Advent Reflection by Father Wilfred Labbe
My father’s job required him to travel often and sometimes for long periods of time. It was not uncommon for him to be away for two or three months. During these times, my mother was home alone to tend to everything and most especially to parent five children. I think she had the upper hand until we all became teenagers and thought we ruled the roost. As I remember it, it was not uncommon for my mother, after putting up with us know-it-all teenagers, to lament how she wished she was in the desert. Of course, this made no sense to us as if she were in the desert who would cook for us and clean up after us…
As I grew older, I came to realize that my mother’s desire for the desert was all about finding some peace and quiet in her otherwise chaotic world. She longed for the peace that the desert isolation offers. She longed to be surrounded by order rather than the chaos of teenagers. She longed to be able to contemplate, to meditate, and to rejuvenate. For her, the image of the quiet desert brought her comfort and the opportunity to energize so that she could face her four teenagers and her one “angel” who would eventually become a priest.
As we once again enter the season of Advent, we are being called into the desert. Just when the secular world is shouting that now is the time to get busy, we followers of Jesus Christ are being reminded that our preparation for the Christmas season is not a time for busyness and completion of tasks. Instead, we encounter the whispered invitation to come out into the desert to encounter the holy, the extraordinary, and to prepare our hearts, minds, and souls to celebrate the beginning of our salvation. We are beckoned into the desert so that in the light of Christ, in the silence of our surroundings, in the simplicity of the environment we can learn again what it means to be beloved children of God.
As much as my mother may have longed for the peace of the desert, in truth it is mostly a harsh environment. Searing heat during the day, frigid nights, deadly creatures, lack of water are but a few of the hardships that one will face in the desert. It is also, because a lack of landmarks and many reasons, easy to lose one’s way in the desert. These may be just a few of the reasons that, other than mothers of teenagers, I don’t often hear people longing to escape to the desert.
Our Advent desert experience comes with its own set of challenges. We can be tempted to just go along to get along, to adopt the busyness of the season. We can crank up the Christmas tunes, attend all the parties, and shop ‘til we drop. Because the desert experience is not as exciting as the secular season of preparation, we can just avoid the season of Advent all together. The problem with this is that Christmas is reduced to a day that we have prepared for and once it is over, the tree can go on the curb, the lights can be extinguished, and gifts exchanged, returned, or re-gifted.

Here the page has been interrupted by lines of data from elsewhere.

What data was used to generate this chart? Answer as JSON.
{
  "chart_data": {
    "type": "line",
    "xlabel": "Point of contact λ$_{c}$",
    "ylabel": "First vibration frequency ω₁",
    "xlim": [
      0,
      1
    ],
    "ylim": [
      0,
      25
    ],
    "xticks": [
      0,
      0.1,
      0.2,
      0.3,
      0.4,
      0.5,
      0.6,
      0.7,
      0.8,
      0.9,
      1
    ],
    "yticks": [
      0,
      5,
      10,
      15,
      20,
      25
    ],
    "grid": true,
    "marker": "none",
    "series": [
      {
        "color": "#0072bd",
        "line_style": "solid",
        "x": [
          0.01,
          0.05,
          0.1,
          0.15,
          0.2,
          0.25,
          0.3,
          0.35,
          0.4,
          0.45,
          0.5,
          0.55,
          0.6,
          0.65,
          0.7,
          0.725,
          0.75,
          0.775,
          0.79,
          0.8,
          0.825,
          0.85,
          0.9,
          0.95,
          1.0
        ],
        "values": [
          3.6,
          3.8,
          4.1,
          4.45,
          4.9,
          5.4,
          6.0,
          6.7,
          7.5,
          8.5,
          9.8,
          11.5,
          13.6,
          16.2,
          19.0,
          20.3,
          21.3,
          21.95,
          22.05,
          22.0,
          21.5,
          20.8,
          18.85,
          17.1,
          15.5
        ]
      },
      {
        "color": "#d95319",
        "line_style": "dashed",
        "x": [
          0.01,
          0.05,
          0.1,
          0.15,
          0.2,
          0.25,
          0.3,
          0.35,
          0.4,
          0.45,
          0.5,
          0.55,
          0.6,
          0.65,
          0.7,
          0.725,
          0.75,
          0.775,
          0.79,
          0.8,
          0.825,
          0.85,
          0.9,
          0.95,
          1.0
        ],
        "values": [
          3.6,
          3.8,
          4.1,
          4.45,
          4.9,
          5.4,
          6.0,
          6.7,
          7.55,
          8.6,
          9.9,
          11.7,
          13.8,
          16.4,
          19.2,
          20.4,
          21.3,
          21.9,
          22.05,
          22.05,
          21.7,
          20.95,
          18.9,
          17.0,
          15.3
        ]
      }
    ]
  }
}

We are called into the Advent desert to be reminded that Christmas is not a day but a season. Our time in the Advent desert allows us to be cleansed by the searing heat of God’s mercy. In this journey we deliberately experience the dark cold night so that we know the light of Christ always present in our lives. We allow ourselves to thirst for the gifts that become ours when God takes on our flesh and becomes one with us. Our Advent desert experience is the opportunity for us to become familiar with and distance ourselves from the creatures, ideas, and attitudes that can destroy our faith and kill our souls.
The bottom line is that Advent is a season of preparation. We prepare our hearts, our minds, our souls to welcome God among us. It is a season that calls us to withdraw from the routines of our lives, intentionally and deliberately to ready our very selves for the coming of the Messiah. It is a penitential season that calls us to clean our souls so that they are ready to welcome the Savior of the world. We should not rush through Advent. Instead, we should immerse ourselves in the desert beauty and harshness. In this environment, we can be cleansed, get to know ourselves better, and reprioritize our desires as we prepare for Jesus to enter our very lives in an intimate and miraculous way. In the end, the desert is not just a getaway for overwhelmed mothers of teenagers, it is also a place where our restless hearts find the One who calms all restlessness.
Father Wilfred Labbe is pastor of St. Matthew Parish in Limerick and St. Thérèse of Lisieux Parish in Sanford.